For a start, you probably only want to store the records relevant to your app. For example, I doubt that Tangled (https://tangled.org/), which is an AT app, has a database with every Bluesky post. That seems absurd because Tangled is focused on a completely different use case — a social layer around Git. So Tangled only indexes records like "Tangled repo", "Tangled follow", "Tangled star", and so on.

Naturally, Tangled wants to index all posts related to Tangled — that's just how apps work. If you wanted to build a centralized app, you'd also want it to contain the whole database of what you want the app to show. This isn't specific to AT, that's just common sense—to be able to show every possible post on demand with aggregated information (such as like counts), you have to index that information, hit someone else's index, or fetch posts from the source (but then you won't know the aggregated like counts).

That said — if you want to build a copy of a specific app (like Bluesky) but filtered down to just the people you follow (with no global search, algorithmic feeds, etc), you absolutely can, as I've linked earlier. Or you can build something hybrid relying on global caches, or some other subset of the network (say, last 2 weeks of posts). How you do indexing is up to you. You're the developer here.


> The reason you don't see more of these is because an isolated experience is... well, isolated.

I don't understand why you become isolated once you've built your own app, it it because the bluesky firehouse has to decide to index posts I make on my server? I guess I'm asking how does an application decide which sources to index from, just anyone advertising that they are serving that lexicon? Why then would I become isolated by virtue of hosting only data I want to host/indexing only feeds I care to index?
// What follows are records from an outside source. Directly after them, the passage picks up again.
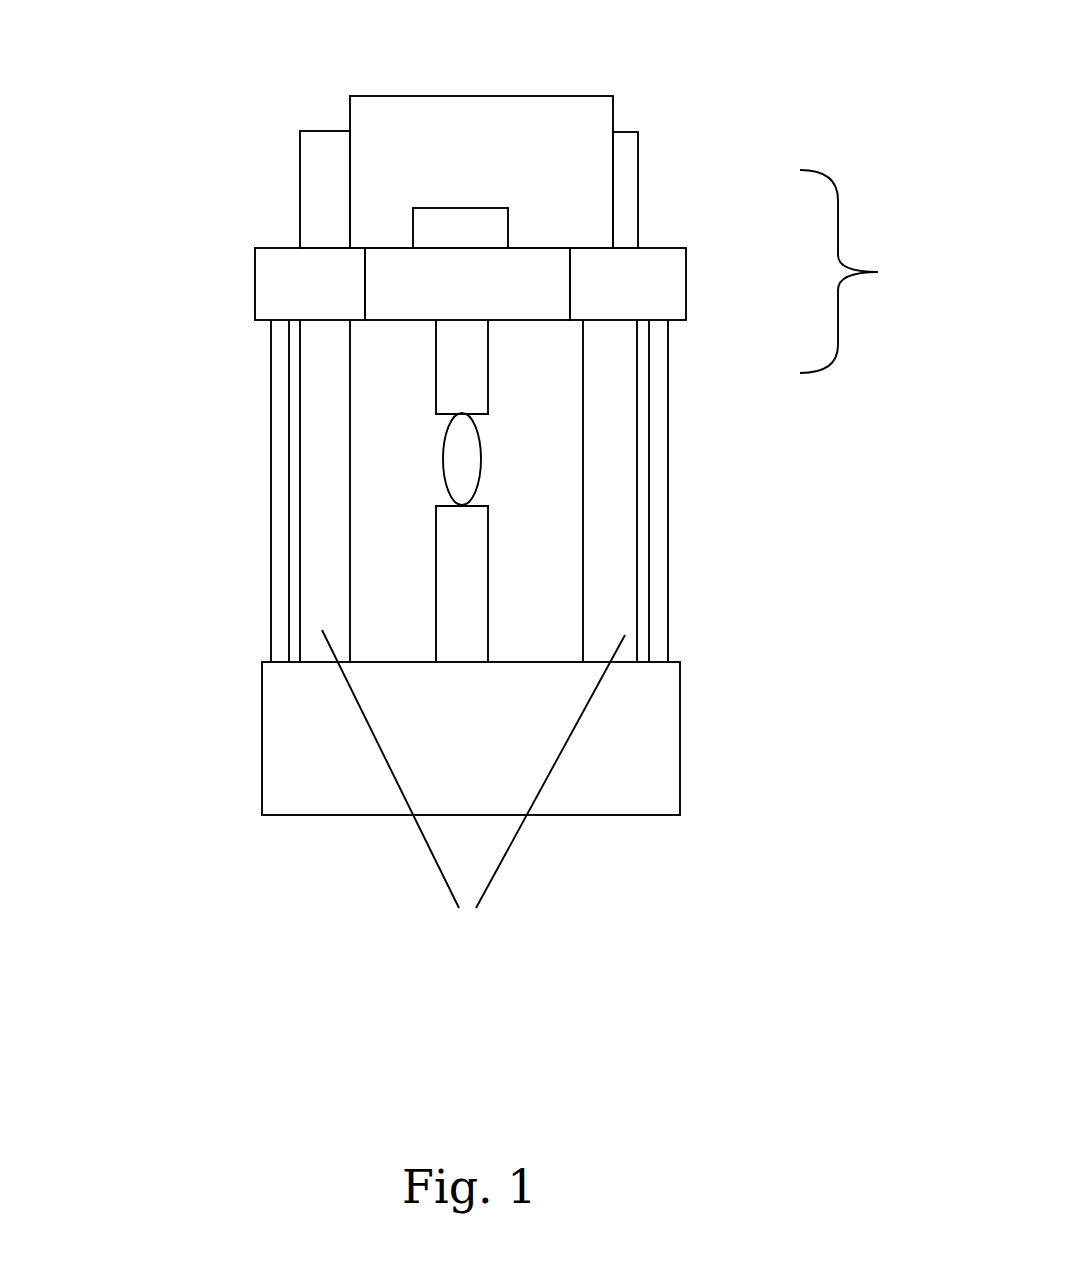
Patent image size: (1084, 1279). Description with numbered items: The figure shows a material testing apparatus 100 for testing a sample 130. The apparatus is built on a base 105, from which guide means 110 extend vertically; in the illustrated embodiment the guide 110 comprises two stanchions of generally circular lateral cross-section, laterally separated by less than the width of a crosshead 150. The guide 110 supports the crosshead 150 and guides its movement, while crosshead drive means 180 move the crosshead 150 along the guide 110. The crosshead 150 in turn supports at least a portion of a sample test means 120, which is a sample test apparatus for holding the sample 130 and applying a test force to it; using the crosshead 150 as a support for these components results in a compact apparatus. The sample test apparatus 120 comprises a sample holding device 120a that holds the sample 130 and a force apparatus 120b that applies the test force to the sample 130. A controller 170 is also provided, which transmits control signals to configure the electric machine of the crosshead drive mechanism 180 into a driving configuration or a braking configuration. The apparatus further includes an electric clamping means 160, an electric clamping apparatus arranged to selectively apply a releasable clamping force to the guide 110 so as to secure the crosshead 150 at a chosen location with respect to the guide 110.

The material testing apparatus 100 is at (240, 58).
The base 105 is at (647, 767).
The guide means 110 is at (473, 805).
The sample test means 120 is at (880, 271).
The sample holding device 120a is at (458, 553).
The force apparatus 120b is at (558, 215).
The sample 130 is at (468, 469).
The crosshead 150 is at (434, 263).
The electric clamping means 160 is at (592, 305).
The controller 170 is at (475, 225).
The crosshead drive means 180 is at (659, 573).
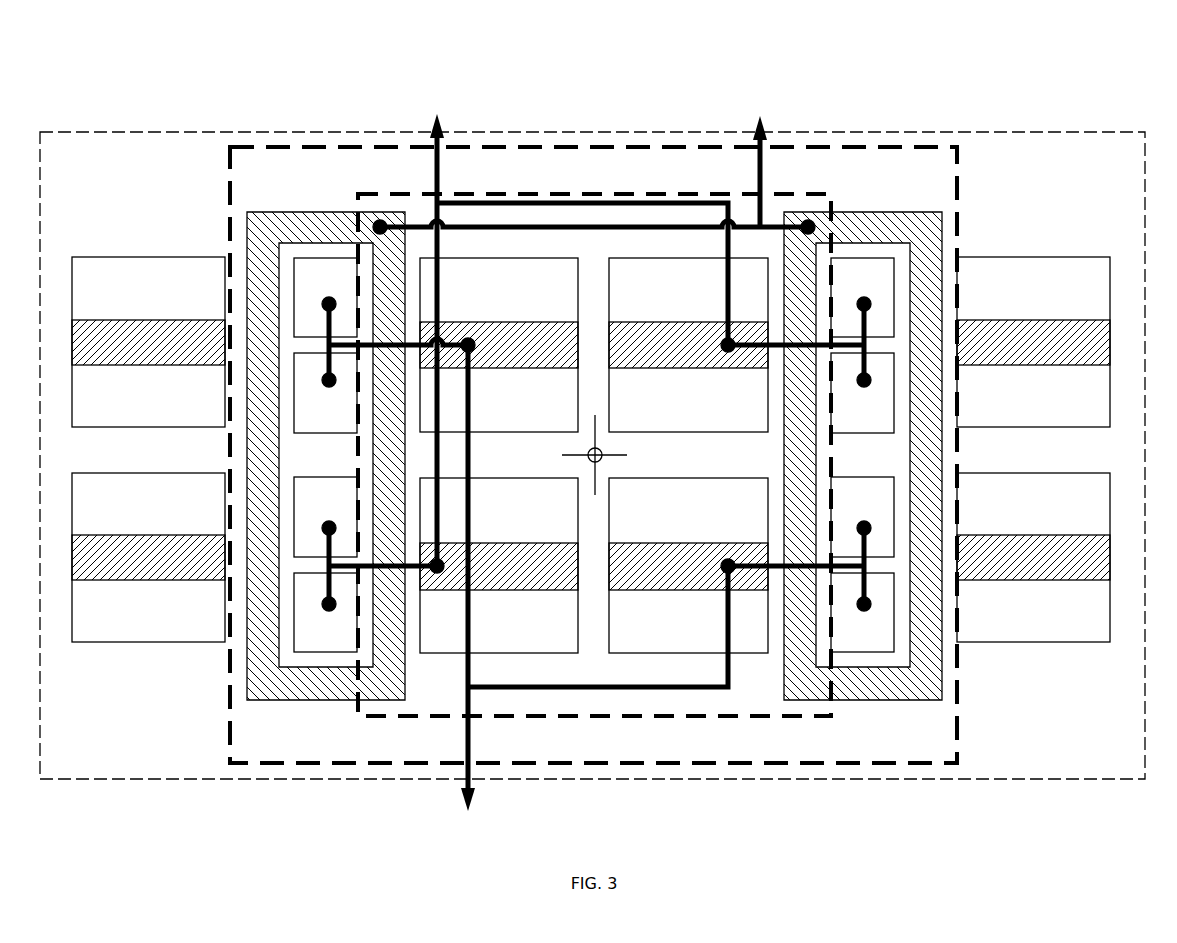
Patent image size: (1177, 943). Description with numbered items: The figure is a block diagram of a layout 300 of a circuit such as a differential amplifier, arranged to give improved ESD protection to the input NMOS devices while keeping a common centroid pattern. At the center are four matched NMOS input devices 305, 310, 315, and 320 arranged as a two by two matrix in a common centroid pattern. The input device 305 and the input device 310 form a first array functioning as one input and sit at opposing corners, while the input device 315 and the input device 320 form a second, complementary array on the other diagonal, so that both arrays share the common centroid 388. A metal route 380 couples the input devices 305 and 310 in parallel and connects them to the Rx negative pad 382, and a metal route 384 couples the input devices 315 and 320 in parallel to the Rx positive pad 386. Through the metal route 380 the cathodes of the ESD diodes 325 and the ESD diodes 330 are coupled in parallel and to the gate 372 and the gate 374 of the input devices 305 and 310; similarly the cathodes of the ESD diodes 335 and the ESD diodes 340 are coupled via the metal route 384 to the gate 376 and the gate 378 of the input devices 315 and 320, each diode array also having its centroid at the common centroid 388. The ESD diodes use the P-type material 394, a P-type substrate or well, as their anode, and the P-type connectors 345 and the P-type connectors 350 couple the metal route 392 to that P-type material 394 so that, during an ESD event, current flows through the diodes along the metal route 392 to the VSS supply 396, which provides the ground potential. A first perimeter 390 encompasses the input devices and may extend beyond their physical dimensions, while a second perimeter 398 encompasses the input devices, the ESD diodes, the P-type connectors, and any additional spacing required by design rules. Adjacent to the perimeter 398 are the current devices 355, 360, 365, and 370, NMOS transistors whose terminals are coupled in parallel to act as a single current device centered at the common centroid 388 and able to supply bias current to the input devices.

The layout 300 is at (602, 467).
The input device 305 is at (499, 345).
The input device 310 is at (688, 565).
The input device 315 is at (688, 345).
The input device 320 is at (499, 565).
The ESD diodes 325 is at (342, 280).
The ESD diodes 330 is at (848, 634).
The ESD diodes 335 is at (848, 280).
The ESD diodes 340 is at (342, 634).
The P-type connectors 345 is at (252, 213).
The P-type connectors 350 is at (940, 217).
The current device 355 is at (148, 342).
The current device 360 is at (1033, 557).
The current device 365 is at (1033, 342).
The current device 370 is at (148, 557).
The gate 372 is at (499, 345).
The gate 374 is at (688, 566).
The gate 376 is at (688, 345).
The gate 378 is at (499, 566).
The metal route 380 is at (670, 687).
The Rx negative pad 382 is at (467, 612).
The metal route 384 is at (440, 165).
The Rx positive pad 386 is at (434, 311).
The common centroid 388 is at (602, 455).
The first perimeter 390 is at (542, 718).
The metal route 392 is at (758, 165).
The P-type material 394 is at (1028, 132).
The VSS supply 396 is at (760, 140).
The second perimeter 398 is at (230, 720).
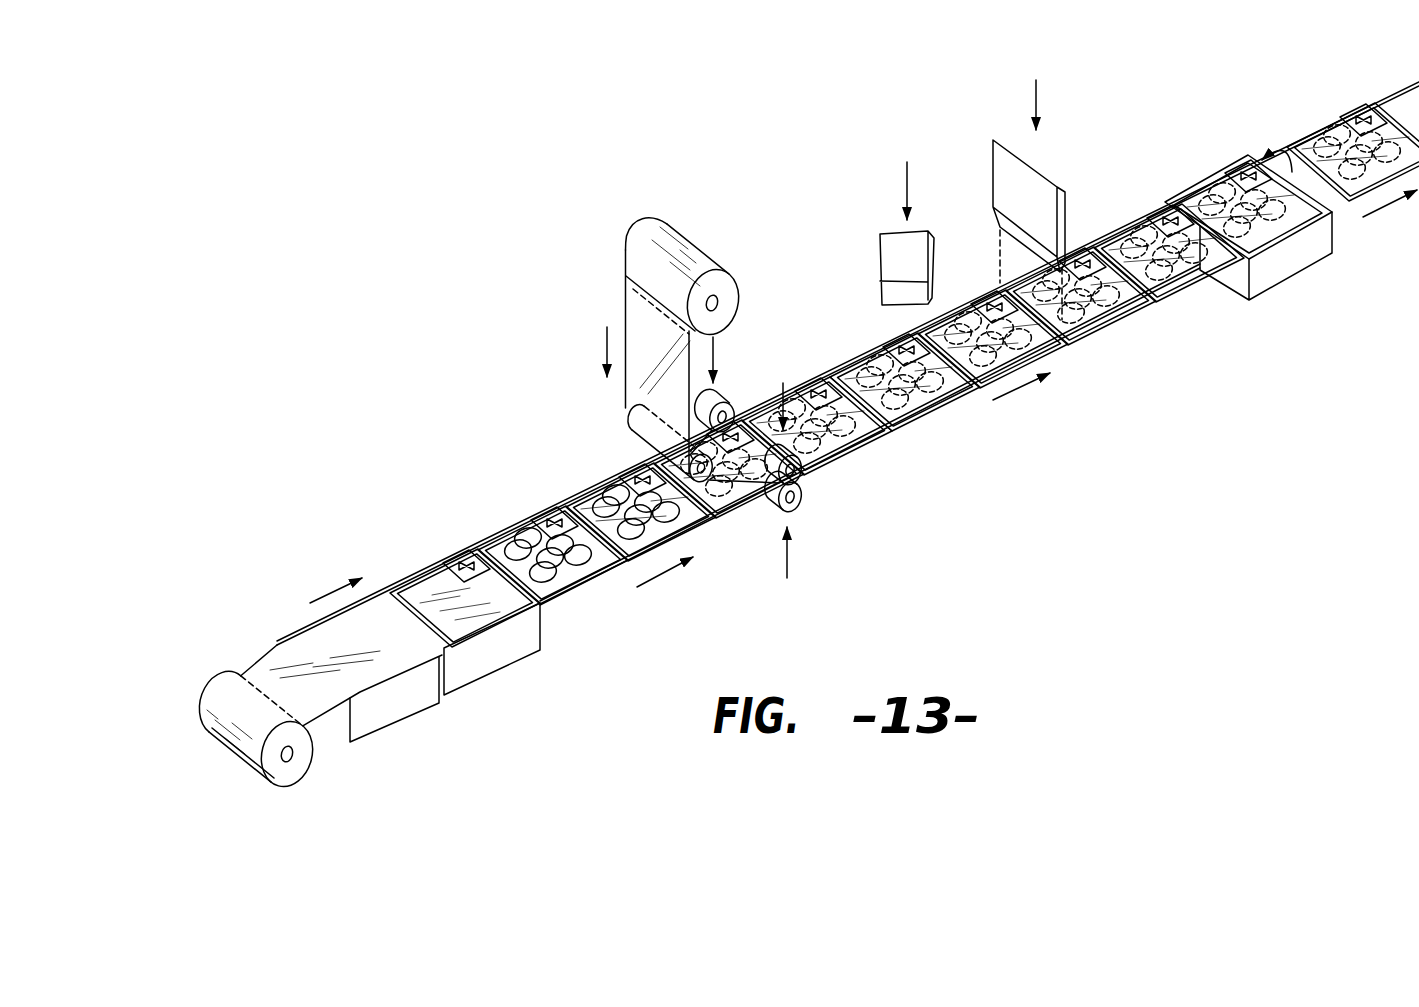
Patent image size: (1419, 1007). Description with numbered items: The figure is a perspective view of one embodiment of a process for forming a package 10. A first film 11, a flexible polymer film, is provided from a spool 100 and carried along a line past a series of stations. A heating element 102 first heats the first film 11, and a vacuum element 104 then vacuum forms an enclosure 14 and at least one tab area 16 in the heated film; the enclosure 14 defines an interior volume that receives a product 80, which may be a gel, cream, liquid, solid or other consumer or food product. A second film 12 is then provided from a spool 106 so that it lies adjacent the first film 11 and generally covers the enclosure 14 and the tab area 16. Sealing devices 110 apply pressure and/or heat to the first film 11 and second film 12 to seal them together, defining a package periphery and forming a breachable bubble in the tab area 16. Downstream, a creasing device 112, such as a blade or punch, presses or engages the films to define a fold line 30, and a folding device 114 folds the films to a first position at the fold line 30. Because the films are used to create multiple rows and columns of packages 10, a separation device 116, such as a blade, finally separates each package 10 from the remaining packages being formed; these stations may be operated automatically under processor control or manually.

The package 10 is at (1318, 108).
The first film 11 is at (271, 663).
The second film 12 is at (634, 311).
The enclosure 14 is at (446, 588).
The tab area 16 is at (458, 550).
The fold line 30 is at (903, 350).
The product 80 is at (524, 546).
The spool 100 is at (298, 759).
The heating element 102 is at (403, 698).
The vacuum element 104 is at (508, 648).
The spool 106 is at (714, 302).
The sealing device 110 is at (727, 397).
The creasing device 112 is at (893, 255).
The folding device 114 is at (1296, 247).
The separation device 116 is at (1068, 205).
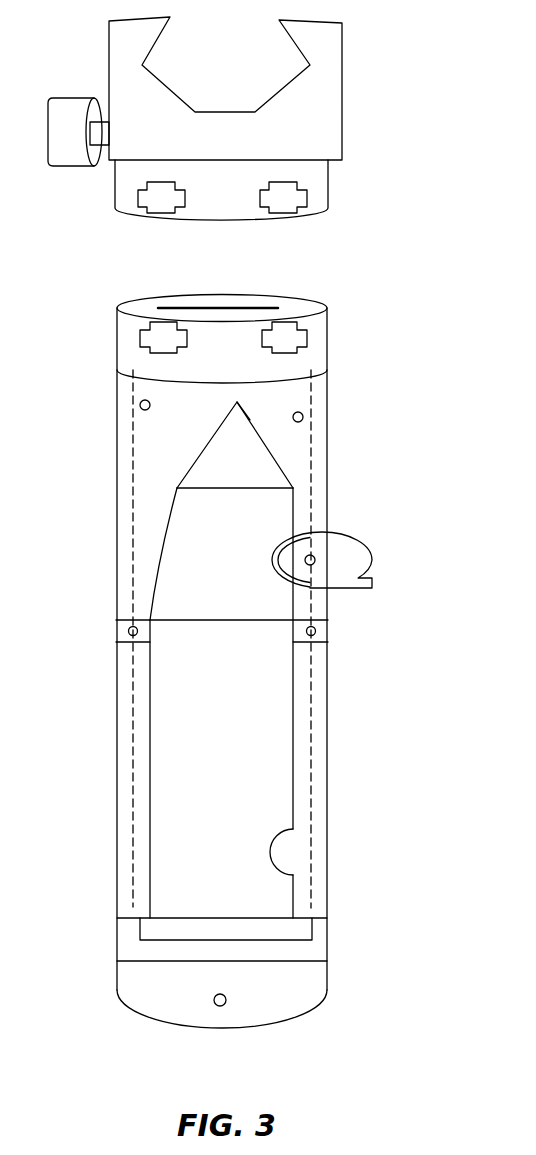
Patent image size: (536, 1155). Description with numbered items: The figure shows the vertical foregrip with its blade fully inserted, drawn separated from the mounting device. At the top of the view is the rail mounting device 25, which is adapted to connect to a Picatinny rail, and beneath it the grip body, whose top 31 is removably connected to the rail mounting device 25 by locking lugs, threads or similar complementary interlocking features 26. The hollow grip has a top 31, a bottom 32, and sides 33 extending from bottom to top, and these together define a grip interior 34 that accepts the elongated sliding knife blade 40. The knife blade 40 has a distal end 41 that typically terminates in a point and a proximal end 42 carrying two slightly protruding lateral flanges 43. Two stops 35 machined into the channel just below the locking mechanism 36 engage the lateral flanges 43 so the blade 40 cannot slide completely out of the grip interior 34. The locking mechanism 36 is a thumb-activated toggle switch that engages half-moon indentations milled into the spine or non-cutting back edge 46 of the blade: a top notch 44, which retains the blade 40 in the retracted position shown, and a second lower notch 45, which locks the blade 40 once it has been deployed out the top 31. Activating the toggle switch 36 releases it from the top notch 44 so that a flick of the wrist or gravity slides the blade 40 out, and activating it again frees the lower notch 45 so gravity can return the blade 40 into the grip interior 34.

The rail mounting device 25 is at (343, 133).
The interlocking features 26 is at (280, 333).
The top 31 is at (307, 308).
The bottom 32 is at (260, 1028).
The sides 33 is at (330, 795).
The grip interior 34 is at (187, 457).
The stops 35 is at (120, 631).
The locking mechanism 36 is at (348, 548).
The knife blade 40 is at (236, 696).
The distal end 41 is at (242, 407).
The proximal end 42 is at (220, 928).
The lateral flanges 43 is at (140, 932).
The top notch 44 is at (273, 560).
The lower notch 45 is at (280, 837).
The spine 46 is at (295, 753).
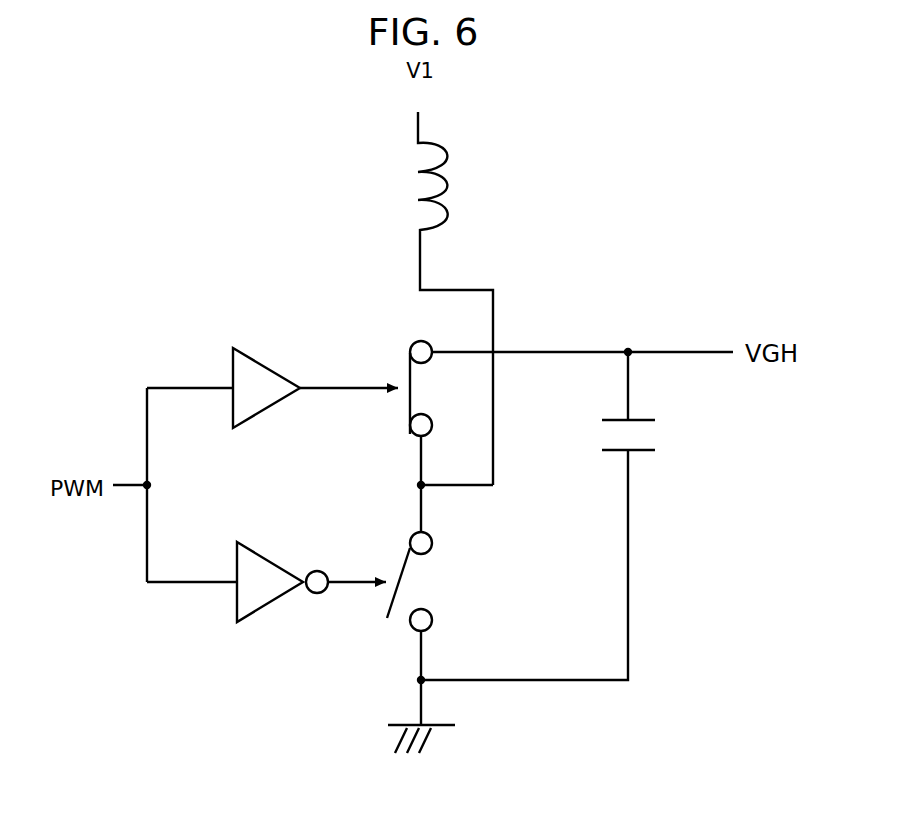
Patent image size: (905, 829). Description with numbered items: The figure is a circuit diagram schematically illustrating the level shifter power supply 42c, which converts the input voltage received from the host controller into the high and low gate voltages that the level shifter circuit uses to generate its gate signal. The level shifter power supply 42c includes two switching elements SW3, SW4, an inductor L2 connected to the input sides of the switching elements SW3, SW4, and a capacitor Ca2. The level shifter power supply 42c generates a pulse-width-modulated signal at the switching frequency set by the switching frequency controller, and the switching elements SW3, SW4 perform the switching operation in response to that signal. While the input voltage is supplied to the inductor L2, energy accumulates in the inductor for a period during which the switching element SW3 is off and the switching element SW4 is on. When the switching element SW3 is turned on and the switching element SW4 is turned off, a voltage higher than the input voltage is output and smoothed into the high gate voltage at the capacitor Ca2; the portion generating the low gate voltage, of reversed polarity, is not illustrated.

The level shifter power supply 42c is at (131, 265).
The inductor L2 is at (482, 186).
The switching element SW3 is at (396, 371).
The switching element SW4 is at (392, 562).
The capacitor Ca2 is at (665, 430).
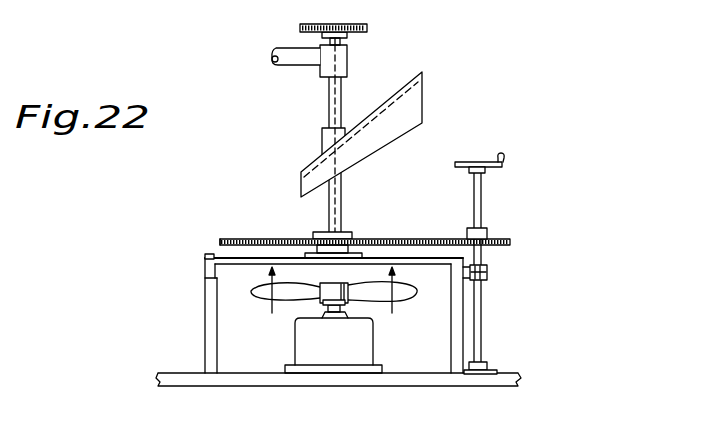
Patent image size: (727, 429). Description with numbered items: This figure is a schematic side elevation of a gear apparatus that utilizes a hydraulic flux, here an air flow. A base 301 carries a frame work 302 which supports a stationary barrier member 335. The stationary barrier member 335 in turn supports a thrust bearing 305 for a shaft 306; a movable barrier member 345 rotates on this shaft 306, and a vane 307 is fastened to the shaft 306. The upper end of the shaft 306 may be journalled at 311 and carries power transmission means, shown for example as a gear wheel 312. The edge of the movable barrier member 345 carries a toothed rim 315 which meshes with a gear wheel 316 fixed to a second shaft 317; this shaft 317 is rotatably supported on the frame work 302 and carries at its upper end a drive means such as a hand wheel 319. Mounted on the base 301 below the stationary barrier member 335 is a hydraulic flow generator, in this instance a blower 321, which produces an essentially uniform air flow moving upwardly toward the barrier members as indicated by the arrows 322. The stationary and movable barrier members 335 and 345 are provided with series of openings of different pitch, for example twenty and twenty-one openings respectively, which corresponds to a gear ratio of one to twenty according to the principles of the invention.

(Thanks in advance I do want to grok this...)


Hmm, no, that’s not what I meant. Let me try to break it down a bit.

There’s really two main kinds of nodes in the system. Hosting servers and app servers. They’re completely unrelated and completely decoupled. It’s like Dropbox vs apps that put data in your Dropbox.

A hosting server stores your personal data. This is similar to having a Git repository with data from all social apps. Or like a Dropbox folder. That’s usually called a “PDS” — a personal data server. Running one is extremely cheap since it’s only your data. It is also optional (eg Bluesky provides AT hosting for free). But this is not an app — it’s literally like Git hosting. Just the data (for all apps).

Then you have app backends. Those are just normal servers. They’re what you’d typically think of web applications. The Bluesky app is one of them. An application server listens to events from all known hosting servers and updates its local database with whatever it’s interested in from the stream. For example, the Bluesky application server updates its local database to put all “post created”, “like created” etc events from all hosting servers into its database that it can query.

So as an app author you have a lot of freedom for what to build:

- You can build a new app that only listens to record of your app’s type. So naturally it would only index your app’s users’ content. Which is presumably not much.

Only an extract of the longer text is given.